Sunday, December 30, 2012

New Security Flaw Found In Internet Explorer 6, 7 and 8

Microsoft has confirmed the discovery of a new security flaw that affects Internet Explorer versions 6 through 8. The new flaw is considered critical by Microsoft as it is actively being used by attackers to hijack victims' Windows computers.

The vulnerability is a remote code execution vulnerability that exists in the way that Internet Explorer accesses an object in memory that has been deleted or has not been properly allocated. The vulnerability may corrupt memory in a way that could allow an attacker to execute arbitrary code in the context of the current user within Internet Explorer. An attacker could host a specially crafted website that is designed to exploit this vulnerability through Internet Explorer and then convince a user to view the website.

In a security advisory issued Dec. 29, Microsoft acknowledged that attacks are taking place. "Microsoft is aware of targeted attacks that attempt to exploit this vulnerability through Internet Explorer 8," the alert stated. Jonathan Ness and Cristian Craioveanu, engineers on Microsoft's security team, provided some details on the IE flaw in a separate post to the Security Research & Defense blog. "We're working around the clock on the full security update," Ness and Craioveanu wrote.

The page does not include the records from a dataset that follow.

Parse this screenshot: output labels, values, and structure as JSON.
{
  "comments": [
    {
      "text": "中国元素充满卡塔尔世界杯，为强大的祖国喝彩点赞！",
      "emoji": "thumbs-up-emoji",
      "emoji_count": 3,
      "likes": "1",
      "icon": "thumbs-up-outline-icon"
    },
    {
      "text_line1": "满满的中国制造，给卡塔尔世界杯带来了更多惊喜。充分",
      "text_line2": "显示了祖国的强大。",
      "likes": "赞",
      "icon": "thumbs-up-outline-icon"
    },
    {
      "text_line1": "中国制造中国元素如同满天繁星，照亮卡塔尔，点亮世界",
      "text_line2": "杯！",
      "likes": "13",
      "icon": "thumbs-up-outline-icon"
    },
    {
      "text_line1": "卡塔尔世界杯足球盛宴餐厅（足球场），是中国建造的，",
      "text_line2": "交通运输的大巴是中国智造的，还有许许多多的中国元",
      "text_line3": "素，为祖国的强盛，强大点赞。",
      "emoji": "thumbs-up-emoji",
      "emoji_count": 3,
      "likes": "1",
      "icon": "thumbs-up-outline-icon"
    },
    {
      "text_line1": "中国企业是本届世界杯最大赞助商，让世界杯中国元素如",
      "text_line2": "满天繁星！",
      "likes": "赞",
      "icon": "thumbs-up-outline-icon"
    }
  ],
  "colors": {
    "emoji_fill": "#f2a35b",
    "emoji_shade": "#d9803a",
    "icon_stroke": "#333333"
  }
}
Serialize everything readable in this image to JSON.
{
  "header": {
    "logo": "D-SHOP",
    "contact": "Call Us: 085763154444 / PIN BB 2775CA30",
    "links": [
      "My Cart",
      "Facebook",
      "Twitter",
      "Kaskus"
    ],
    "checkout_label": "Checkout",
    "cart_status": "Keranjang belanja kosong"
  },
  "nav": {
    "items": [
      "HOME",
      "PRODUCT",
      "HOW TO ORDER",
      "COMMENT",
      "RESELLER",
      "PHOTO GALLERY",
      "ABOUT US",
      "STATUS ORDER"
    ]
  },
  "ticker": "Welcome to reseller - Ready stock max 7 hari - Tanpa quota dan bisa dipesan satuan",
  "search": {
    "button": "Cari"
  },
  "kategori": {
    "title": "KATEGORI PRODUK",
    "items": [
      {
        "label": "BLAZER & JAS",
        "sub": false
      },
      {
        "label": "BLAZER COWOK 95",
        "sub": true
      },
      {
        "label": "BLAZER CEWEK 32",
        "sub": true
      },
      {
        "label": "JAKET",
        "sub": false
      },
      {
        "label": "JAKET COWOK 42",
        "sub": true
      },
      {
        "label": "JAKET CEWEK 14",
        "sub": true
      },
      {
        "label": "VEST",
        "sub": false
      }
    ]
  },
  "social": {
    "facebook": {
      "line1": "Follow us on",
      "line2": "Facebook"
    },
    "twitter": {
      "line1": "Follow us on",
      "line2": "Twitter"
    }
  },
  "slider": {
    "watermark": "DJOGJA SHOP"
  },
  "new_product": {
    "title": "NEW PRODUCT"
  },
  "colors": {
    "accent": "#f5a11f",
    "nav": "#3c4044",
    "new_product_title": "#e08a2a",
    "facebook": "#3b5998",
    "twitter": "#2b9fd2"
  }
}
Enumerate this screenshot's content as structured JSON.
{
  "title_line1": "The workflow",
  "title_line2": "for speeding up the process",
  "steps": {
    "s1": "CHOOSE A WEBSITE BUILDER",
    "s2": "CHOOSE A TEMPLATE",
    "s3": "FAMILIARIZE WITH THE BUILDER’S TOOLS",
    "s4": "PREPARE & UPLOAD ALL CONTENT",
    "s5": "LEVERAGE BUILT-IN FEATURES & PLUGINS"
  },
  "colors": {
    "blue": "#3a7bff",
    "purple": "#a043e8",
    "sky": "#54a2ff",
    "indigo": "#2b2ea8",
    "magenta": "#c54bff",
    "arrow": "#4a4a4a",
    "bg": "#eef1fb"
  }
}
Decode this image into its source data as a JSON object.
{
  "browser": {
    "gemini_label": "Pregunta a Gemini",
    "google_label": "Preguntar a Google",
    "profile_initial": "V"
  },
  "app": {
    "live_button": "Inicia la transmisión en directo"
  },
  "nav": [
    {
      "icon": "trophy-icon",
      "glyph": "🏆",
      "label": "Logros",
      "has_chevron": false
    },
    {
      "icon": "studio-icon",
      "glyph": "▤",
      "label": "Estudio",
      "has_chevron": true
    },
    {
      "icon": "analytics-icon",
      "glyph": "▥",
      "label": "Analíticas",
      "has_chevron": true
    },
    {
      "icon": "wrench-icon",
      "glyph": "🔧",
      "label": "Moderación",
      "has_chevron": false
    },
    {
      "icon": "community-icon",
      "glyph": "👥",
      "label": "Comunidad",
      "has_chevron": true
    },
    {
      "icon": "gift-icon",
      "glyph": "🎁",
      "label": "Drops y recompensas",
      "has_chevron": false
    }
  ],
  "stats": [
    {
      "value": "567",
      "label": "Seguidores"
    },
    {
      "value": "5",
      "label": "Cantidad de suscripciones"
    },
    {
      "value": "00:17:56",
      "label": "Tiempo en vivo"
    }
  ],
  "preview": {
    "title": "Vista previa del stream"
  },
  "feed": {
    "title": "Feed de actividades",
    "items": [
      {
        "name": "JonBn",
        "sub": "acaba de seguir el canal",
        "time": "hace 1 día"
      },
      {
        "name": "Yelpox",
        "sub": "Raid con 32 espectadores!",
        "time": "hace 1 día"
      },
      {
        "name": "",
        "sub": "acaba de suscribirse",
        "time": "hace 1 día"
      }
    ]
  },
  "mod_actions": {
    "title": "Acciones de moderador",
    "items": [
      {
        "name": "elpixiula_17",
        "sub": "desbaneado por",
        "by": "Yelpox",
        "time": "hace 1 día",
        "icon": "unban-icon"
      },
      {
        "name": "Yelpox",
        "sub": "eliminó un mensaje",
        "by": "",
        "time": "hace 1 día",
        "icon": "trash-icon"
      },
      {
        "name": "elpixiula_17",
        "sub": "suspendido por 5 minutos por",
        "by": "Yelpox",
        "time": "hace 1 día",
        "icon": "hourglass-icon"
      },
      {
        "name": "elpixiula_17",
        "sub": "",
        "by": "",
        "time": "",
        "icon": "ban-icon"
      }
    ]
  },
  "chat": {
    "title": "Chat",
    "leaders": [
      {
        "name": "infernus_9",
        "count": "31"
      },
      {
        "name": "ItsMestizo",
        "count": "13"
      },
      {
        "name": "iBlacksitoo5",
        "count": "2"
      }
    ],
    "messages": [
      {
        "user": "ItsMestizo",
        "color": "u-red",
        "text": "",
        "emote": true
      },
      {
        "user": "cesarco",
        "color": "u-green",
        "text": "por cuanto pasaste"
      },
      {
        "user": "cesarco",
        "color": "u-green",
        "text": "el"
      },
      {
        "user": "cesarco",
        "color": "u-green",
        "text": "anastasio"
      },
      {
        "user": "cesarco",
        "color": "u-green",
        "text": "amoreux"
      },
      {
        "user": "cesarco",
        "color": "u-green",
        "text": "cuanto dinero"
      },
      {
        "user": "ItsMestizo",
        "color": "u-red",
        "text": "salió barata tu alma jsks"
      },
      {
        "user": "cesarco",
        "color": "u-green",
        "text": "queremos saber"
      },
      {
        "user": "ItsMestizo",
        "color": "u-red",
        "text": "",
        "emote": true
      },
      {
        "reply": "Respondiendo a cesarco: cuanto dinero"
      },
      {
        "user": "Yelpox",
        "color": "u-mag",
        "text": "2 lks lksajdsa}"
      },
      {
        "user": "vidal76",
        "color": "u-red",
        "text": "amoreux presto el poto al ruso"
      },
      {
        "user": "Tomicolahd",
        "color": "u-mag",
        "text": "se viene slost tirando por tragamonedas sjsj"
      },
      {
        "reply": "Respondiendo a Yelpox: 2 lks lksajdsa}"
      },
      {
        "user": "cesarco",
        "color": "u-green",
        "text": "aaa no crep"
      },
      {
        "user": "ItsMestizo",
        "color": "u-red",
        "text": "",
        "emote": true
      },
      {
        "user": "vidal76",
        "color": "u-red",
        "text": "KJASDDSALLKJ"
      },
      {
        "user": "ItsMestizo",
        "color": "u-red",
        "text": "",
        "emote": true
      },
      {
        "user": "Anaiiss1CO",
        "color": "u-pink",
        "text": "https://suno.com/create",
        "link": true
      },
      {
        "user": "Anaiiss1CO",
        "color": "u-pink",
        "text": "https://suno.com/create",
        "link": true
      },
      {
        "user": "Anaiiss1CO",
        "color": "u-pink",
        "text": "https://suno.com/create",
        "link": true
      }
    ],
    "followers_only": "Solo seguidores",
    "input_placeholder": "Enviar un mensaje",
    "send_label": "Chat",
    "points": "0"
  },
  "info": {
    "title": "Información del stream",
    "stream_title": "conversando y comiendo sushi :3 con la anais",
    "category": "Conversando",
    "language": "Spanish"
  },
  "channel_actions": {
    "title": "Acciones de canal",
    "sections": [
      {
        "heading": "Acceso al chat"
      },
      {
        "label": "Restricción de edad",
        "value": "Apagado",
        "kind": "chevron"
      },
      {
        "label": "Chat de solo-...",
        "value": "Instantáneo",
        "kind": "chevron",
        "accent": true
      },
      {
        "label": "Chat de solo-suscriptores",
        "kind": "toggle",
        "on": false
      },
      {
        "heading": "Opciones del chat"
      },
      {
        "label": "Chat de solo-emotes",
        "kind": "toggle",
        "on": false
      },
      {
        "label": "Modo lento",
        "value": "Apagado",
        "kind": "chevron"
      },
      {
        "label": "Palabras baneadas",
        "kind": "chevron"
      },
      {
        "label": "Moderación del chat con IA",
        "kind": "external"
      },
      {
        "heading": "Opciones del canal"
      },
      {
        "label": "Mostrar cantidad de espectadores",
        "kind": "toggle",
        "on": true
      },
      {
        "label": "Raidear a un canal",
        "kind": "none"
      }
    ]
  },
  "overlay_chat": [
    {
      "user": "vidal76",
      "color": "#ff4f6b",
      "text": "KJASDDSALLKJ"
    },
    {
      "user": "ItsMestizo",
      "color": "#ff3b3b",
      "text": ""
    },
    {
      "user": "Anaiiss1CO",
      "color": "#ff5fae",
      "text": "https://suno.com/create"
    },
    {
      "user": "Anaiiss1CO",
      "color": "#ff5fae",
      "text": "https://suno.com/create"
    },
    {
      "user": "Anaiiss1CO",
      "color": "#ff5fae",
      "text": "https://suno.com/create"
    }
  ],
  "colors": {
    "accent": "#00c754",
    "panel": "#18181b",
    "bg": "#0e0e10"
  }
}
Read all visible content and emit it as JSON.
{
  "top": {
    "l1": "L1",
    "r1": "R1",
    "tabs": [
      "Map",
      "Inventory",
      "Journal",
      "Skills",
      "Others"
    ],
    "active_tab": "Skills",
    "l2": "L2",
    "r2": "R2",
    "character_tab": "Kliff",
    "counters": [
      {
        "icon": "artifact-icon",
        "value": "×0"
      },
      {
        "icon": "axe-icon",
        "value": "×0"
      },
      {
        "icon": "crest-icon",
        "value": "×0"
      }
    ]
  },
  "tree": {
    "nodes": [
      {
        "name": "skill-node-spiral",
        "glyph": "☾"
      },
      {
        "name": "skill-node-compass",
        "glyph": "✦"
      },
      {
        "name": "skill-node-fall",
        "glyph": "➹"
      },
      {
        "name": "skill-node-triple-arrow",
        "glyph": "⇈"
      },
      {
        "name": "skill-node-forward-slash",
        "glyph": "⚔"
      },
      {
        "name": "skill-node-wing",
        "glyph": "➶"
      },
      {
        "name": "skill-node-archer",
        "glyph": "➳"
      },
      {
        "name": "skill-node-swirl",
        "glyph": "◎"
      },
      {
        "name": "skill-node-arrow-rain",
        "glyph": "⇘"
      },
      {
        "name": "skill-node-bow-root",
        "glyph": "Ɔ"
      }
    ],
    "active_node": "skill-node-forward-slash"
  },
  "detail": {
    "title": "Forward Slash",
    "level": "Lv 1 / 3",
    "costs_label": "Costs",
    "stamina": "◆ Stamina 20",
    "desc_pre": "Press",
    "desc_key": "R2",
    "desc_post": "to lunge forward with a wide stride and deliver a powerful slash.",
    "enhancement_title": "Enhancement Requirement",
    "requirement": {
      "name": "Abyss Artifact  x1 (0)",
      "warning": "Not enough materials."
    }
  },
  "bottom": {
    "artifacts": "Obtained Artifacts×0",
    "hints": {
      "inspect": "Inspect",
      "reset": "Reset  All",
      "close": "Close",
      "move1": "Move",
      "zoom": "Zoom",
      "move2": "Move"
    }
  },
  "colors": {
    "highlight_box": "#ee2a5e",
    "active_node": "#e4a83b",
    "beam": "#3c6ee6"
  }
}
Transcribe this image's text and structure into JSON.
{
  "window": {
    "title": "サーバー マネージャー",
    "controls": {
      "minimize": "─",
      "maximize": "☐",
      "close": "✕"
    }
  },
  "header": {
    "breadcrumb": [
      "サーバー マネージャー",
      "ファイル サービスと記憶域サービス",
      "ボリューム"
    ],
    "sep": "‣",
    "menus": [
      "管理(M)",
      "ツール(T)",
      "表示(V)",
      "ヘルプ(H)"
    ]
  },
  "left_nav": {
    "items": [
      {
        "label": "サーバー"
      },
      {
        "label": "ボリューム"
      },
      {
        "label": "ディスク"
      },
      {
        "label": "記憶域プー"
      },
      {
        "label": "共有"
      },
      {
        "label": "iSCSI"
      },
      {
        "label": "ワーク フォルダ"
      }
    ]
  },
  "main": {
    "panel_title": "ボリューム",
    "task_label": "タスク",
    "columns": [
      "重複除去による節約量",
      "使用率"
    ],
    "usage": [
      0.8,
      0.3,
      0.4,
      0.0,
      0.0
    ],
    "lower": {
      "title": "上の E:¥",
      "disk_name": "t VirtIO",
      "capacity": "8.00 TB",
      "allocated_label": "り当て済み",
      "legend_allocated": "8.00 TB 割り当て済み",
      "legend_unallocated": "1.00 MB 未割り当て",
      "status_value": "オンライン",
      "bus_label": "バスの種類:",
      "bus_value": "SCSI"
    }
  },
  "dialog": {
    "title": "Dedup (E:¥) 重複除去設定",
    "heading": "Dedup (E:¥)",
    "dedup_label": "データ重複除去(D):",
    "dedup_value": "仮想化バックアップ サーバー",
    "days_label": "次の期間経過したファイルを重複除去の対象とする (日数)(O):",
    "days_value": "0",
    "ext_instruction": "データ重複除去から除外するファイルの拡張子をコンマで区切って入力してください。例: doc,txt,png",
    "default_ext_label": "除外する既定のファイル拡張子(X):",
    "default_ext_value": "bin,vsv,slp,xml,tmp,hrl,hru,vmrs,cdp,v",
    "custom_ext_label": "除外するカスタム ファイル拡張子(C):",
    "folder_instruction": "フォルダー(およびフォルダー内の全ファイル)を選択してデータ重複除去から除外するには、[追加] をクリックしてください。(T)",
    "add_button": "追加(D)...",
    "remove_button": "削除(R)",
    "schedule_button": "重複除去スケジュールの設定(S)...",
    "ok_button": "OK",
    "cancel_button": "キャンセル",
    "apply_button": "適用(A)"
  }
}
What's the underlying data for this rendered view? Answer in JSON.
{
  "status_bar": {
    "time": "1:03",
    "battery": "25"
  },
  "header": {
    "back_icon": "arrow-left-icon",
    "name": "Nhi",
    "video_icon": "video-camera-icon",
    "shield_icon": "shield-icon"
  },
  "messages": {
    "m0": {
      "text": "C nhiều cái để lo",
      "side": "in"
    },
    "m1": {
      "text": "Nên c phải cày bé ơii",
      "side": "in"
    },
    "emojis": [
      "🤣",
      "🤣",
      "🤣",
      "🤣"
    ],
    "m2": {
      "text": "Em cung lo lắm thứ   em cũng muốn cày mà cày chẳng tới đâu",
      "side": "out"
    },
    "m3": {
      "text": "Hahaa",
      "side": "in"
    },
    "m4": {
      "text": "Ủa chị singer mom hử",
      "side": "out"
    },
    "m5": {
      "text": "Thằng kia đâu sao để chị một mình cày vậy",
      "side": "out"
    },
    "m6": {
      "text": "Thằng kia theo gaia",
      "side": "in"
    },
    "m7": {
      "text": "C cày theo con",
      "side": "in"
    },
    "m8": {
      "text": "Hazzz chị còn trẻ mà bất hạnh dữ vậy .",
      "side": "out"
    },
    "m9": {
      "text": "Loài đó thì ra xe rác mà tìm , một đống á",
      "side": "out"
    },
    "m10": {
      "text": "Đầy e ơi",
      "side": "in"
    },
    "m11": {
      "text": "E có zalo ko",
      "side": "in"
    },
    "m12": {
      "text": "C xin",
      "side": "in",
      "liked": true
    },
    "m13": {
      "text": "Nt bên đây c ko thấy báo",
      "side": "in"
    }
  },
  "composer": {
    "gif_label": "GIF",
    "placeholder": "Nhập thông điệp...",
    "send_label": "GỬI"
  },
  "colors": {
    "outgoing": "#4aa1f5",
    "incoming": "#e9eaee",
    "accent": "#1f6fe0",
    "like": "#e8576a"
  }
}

Ways to block code execution
The best protection against exploits for this vulnerability is for the vulnerable code to not be present. Internet Explorer 9 or 10 do not include the vulnerable code. And the IE team is working around the clock to develop a security update to address this vulnerability for earlier versions of the product. However, until the update is available, customers using Internet Explorer 8 can block the current targeted attacks by introducing changes to disrupt any of the elements of the exploit. Specifically:
    • Disabling Javascript will prevent the vulnerability from being triggered initially.
    • Disabling Flash will prevent the ActionScipt-based heap spray from preparing memory such that the freed object contains exploit code.
    • Disabling the ms-help protocol handler AND ensuring that Java6 is not allowed to run will block the ASLR bypass and the associated ROP chain.
Another alternative - one likely to have less impact on your browsing experience - is to install EMET and enable it to protect Internet Explorer. EMET’s Mandatory ASLR mitigation will block both the Java6-based and hxds.dll-based ASLR bypass. EMET’s Export Address Filtering (EAF) mitigation blocks the shellcode used in the targeted attacks we have analyzed. EMET 3.5’s ROP mitigation blocks both the Java6 and hxds.dll ROP chains used in the exploits we have analyzed.